The play has so far involved the work of fifty students from St Paul’s, be it as actors (stage and film), storyboarders, film crew, sculptors, tattoo and stencil designers, film editors, image-sourcers, photographers or lighting designers.
After a three-month period of film development, the staged part of the production was devised at the breakneck speed of five weeks with the play presented as work-in-progress to audiences at the school 24-28th February 2011.
From the feedback received from these performances we are working on producing a revised, slimmer and more polished version of the play for presentation at the Edinburgh Festival between 5th and 13th August 2011.

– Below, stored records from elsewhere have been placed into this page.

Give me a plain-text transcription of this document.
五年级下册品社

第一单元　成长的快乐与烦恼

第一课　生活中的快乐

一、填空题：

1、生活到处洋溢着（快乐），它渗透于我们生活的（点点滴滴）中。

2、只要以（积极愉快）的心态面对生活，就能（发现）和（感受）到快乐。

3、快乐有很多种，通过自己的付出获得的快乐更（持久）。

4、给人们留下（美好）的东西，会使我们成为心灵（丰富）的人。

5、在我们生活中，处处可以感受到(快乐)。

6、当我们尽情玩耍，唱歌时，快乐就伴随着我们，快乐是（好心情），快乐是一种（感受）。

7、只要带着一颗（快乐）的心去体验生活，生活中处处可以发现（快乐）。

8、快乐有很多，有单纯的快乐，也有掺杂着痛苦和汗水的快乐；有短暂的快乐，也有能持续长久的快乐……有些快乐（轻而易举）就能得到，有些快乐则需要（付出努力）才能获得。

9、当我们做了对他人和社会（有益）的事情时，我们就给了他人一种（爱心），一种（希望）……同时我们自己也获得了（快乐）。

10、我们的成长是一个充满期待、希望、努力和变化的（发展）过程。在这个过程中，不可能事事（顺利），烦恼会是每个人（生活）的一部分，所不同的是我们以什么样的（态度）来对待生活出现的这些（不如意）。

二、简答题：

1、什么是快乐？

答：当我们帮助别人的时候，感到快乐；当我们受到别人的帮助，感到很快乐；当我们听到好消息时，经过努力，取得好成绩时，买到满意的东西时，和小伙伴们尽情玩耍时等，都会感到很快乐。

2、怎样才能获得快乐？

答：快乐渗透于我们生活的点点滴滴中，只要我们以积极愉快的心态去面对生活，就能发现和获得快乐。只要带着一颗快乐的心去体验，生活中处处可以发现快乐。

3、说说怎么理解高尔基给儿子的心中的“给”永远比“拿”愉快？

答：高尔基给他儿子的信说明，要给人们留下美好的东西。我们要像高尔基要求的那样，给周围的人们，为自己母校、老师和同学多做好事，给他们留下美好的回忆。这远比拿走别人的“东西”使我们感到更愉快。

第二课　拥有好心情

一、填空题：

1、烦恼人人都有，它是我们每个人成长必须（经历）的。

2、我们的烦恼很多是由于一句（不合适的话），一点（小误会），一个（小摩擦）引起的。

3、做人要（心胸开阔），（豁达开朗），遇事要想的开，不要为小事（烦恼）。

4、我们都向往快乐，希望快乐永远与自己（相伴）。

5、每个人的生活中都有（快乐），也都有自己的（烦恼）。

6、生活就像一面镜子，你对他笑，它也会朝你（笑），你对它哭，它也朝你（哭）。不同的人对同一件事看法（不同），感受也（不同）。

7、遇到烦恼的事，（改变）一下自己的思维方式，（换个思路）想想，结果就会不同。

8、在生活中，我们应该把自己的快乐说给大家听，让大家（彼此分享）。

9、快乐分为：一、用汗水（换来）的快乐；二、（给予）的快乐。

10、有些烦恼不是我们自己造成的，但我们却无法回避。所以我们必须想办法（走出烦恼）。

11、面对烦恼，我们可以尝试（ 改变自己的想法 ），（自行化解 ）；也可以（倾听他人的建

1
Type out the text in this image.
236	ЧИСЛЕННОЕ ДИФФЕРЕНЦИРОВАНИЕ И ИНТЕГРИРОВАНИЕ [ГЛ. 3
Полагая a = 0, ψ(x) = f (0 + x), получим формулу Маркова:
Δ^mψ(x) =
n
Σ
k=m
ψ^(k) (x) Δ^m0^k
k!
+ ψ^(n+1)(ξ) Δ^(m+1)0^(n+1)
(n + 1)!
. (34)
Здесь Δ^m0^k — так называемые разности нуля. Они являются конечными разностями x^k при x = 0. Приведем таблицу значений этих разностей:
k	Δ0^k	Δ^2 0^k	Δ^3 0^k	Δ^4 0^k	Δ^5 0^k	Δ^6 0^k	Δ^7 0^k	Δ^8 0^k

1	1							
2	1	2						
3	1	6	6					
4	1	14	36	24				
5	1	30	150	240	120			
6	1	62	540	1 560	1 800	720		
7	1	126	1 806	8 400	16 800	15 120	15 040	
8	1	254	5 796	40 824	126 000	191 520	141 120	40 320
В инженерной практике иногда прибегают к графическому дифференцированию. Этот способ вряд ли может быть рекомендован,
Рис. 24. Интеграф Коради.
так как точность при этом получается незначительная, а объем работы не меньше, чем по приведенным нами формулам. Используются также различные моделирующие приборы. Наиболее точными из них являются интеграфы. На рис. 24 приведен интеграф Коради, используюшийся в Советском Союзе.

Taking inspiration from Cocteau's 1949 film of the same name, Orpheus radically re-works the myth of the artist who descends to the underworld to rescue his deceased wife, taking as great liberties with the film as Cocteau took with the original Greek myth.
A chance encounter with a man on the run, a heavily tattooed corpse and a stranger who might just be Death himself. Three glimpses into a world that is strange, dangerous, exciting and far from Oliver's everyday existence. Oliver is about to embark on a journey that will tear apart his whole identity, but his isn't the only life that will be affected by the decisions he makes.